As the Royal West Kents, crossed the Lens-La Bassee Road they came under heavy enfilade fire from Hulluch on their left, Bois Hugo on their right and the German second line trenches straight ahead of them. “To add to their discomfiture,” the Official Historian later commented in typical measured tone, “the enemy brought up two half-batteries of field guns into a concealed position in Hulluch and opened fire at point blank range with shrapnel and occasional gas shell, enfilading the whole length of the advancing lines.”
Fired upon from all sides;
gassed, shelled and shot at, Kitchener’s men from the Home Counties still
pressed forward, a few who reached the uncut barbed wire even trying to cut a
way through themselves. But it was a
hopeless task. With the German defenders
standing head and shoulders above their second line trenches and taking pot
shots at the few survivors who had managed to get that far, the attack of the
72nd Brigade, like so many other efforts at Loos, withered and died.
The 8th Royal West
Kents suffered most heavily of all, losing nearly 600 officers and men. Divisional casualties, at 4,178 were slightly
higher than those sustained by the 21st Division which, like the
24th, had been hurriedly rushed up to take part in the battle.

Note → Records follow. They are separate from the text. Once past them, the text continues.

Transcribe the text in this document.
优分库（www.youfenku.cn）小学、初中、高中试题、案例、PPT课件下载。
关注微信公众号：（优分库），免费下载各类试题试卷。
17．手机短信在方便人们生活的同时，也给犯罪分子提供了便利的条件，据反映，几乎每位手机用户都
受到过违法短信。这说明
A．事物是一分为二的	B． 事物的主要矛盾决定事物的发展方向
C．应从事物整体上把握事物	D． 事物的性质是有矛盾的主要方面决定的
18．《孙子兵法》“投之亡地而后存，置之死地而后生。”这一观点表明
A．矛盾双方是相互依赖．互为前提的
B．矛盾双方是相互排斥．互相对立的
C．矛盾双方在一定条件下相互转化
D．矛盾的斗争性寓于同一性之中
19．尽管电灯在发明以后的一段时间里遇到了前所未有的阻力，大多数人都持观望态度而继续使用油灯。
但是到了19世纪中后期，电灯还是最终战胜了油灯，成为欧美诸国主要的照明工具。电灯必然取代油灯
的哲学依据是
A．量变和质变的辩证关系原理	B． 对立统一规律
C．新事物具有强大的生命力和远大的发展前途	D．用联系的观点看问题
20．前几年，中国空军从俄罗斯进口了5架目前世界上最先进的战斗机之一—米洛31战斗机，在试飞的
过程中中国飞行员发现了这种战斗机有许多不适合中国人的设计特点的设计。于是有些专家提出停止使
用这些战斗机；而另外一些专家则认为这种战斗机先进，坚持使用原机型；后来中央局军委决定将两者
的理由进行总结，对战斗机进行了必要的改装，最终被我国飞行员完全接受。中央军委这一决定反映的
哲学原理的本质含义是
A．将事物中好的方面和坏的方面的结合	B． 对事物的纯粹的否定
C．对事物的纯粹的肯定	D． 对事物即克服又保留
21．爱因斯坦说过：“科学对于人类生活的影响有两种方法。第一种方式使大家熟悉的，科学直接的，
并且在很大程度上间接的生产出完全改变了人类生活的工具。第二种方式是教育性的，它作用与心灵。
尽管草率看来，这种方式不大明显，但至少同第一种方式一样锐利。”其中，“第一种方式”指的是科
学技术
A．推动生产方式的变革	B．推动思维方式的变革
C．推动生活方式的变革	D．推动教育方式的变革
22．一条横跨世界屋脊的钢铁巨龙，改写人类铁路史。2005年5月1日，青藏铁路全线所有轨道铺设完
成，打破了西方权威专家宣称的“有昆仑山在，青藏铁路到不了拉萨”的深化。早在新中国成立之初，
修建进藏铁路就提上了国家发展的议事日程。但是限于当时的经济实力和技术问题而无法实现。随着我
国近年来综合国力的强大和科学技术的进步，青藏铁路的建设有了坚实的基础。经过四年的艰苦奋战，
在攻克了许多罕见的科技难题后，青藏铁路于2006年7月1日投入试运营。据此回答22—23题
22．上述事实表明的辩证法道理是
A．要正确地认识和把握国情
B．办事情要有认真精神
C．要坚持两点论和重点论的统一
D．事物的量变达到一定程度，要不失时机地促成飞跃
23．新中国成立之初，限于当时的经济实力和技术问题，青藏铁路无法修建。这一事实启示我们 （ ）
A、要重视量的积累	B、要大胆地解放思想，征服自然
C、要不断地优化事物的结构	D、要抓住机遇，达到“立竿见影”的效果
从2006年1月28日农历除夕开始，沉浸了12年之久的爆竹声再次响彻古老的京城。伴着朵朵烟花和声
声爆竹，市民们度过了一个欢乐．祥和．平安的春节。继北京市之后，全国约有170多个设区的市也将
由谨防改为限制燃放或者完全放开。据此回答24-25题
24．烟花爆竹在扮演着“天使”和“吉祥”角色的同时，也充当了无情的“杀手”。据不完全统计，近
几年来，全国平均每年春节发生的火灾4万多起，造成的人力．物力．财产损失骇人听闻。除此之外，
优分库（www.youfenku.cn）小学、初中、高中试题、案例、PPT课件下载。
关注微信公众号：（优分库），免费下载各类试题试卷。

Horace notes that he arrived back in England on
4th October which indicates that he almost certainly spent time in a hospital
in France before being packed onto a hospital ship for Brighton. Once back in England he may have been sent
directly to Hickwells from the 2nd Eastern General Hospital at Brighton or had
an operation at Brighton and then transferred to Chailey. He was certainly in the village at the
beginning of November because he is mentioned in a Sussex Express newspaper
article published on 5th November:
CONCERT - A highly successful concert was held at the Parish Room
the other evening. The proceeds were in
aid of the building fund and the performers included several wounded soldiers…
duets: Corporal Wood and Private Allan; … song “The Sunshine of Your Smile”, Corporal Wood … recitation, “Wreck of
the Hesperus”, Private Goldborough… The soldiers were cheered immediately they
reached the platform.
I am uncertain how long Horace Wood spent at
Hickwells but he appears to have made a full recovery. His medal index card held at The National
Archives indicates that he transferred to the RFC (date unknown although this
must have been before 1st April 1918 when the RFC became the RAF) and he served
with the RFC (and latterly RAF) until transferred to the G Reserve on 30th
March 1919. His service number with the
RFC/RAF was 301960.
Horace's brothers all served during the First
World War. Walter died in October 1918, a victim of the flu
pandemic. He must have been discharged from the army by this time as he
is not classified by The Commonwealth War Graves Commission as a war
casualty. Alfred was killed in action on 15th April 1918 at Zonnebeke.
Horace Wood died on 2nd April 1967 and was
survived for four months by his wife, Ellen Elizabeth. The couple had two
daughters: Edna Wood, born in 1918 and Evelyn Wood, born in 1920.